La collaborazione tra le squadre Cacciatori dell’Arma e i carabinieri del Varesotto, annunciata nelle scorse settimane come misura per rafforzare l’impegno delle istituzioni nella lotta allo spaccio dei boschi, continua a produrre risultati.
Nella giornata di ieri un marocchino di ventiquattro anni, con numerosi precedenti penali e che viveva in clandestinità dopo essere stato raggiunto da una ordinanza di misura cautelare in carcere, è stato arrestato nei boschi del Luinese, a sud di Bivigilione – frazione di Luino – oggetto di una attività di perlustrazione anti spaccio che si è svolta anche nella vicina area boschiva a ridosso del fiume Tresa, e che è stata disposta dal Comando provinciale dei carabinieri di Varese e coordinata dai carabinieri della città lacustre.
Nell’area al confine con la Svizzera era stata segnalata la presenza di nuovi bivacchi di pusher.

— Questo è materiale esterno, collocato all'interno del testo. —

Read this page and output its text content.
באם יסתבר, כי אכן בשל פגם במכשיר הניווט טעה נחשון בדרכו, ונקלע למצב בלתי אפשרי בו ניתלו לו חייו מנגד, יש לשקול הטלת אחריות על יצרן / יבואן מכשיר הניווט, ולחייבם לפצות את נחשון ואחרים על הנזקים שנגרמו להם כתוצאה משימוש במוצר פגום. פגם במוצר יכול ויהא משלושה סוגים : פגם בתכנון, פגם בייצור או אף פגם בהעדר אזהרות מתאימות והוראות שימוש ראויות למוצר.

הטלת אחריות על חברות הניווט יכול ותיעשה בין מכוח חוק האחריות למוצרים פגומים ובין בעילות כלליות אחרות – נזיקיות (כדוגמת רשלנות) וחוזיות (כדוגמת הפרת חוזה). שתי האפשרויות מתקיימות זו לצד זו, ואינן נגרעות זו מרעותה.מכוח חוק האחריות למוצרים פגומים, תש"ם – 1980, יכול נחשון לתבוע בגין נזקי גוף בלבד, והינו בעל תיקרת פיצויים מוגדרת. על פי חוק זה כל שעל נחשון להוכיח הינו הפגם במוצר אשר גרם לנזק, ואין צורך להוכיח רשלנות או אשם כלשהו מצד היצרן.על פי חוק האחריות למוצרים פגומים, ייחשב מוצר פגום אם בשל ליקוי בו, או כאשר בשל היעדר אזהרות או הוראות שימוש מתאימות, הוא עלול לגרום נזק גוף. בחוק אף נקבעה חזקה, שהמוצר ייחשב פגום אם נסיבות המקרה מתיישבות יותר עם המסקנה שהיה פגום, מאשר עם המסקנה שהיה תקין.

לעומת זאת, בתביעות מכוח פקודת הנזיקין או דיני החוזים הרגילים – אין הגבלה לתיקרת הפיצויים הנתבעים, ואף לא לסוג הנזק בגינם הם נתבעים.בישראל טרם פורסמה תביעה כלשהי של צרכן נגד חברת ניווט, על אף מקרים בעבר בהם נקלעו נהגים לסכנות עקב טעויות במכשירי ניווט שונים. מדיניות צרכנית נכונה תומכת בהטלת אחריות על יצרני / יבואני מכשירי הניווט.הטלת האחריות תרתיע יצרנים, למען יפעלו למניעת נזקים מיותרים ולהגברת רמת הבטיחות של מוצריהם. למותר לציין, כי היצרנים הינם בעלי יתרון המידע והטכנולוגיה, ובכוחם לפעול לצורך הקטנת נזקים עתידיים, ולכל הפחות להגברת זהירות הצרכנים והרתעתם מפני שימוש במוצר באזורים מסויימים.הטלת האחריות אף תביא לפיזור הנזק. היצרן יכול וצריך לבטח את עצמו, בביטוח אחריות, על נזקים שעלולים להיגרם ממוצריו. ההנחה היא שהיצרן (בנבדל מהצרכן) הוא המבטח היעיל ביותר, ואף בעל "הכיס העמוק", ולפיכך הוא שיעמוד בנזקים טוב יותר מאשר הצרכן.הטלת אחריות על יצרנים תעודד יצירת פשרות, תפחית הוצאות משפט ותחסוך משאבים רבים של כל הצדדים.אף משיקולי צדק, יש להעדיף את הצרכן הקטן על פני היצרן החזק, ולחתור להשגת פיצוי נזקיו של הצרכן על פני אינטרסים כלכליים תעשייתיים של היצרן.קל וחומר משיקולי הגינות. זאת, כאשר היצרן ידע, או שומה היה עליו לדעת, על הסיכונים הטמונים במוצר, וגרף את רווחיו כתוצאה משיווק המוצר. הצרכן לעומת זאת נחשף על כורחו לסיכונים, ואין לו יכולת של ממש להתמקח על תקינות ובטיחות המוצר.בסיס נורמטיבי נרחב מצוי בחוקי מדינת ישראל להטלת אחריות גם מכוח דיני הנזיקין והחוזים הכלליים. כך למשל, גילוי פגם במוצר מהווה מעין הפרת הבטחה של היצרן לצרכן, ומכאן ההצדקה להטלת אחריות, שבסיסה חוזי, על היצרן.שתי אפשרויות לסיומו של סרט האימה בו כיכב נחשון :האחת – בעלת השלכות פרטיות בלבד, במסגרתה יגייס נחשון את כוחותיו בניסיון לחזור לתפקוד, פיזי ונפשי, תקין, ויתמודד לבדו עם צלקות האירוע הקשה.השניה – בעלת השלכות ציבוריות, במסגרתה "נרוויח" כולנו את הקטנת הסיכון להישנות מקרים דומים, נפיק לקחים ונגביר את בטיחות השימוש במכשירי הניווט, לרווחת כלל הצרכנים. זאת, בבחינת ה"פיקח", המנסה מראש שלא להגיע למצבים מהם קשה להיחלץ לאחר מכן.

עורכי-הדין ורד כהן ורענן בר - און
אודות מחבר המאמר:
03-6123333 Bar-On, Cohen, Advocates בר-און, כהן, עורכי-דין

E la risposta dei carabinieri non si è fatta attendere. Lo studio del territorio, anche grazie all’impiego della topografia, ha permesso alle squadre Cacciatori di individuare due importanti bivacchi: uno collocato in una zona particolarmente impervia, allo scopo di riparo notturno e per consentire agli spacciatori di soggiornare, e un altro – non lontano – utilizzato per la preparazione e lo smistamento degli stupefacenti. Da qui i pusher avevano inoltre la possibilità di raggiungere il bordo strada, tra le curve in uscita da Biviglione, per incontrare gli acquirenti e vendere loro le dosi.
I due bivacchi sono stati smantellati con il contributo della Protezione civile di Luino, e il ventiquattrenne, dopo una breve fuga nella boscaglia, è stato arrestato e accompagnato negli uffici del Comando carabinieri di Luino per le operazioni di foto-segnalamento, alle quali ha fatto seguito la traduzione, in tarda serata, al carcere di Varese.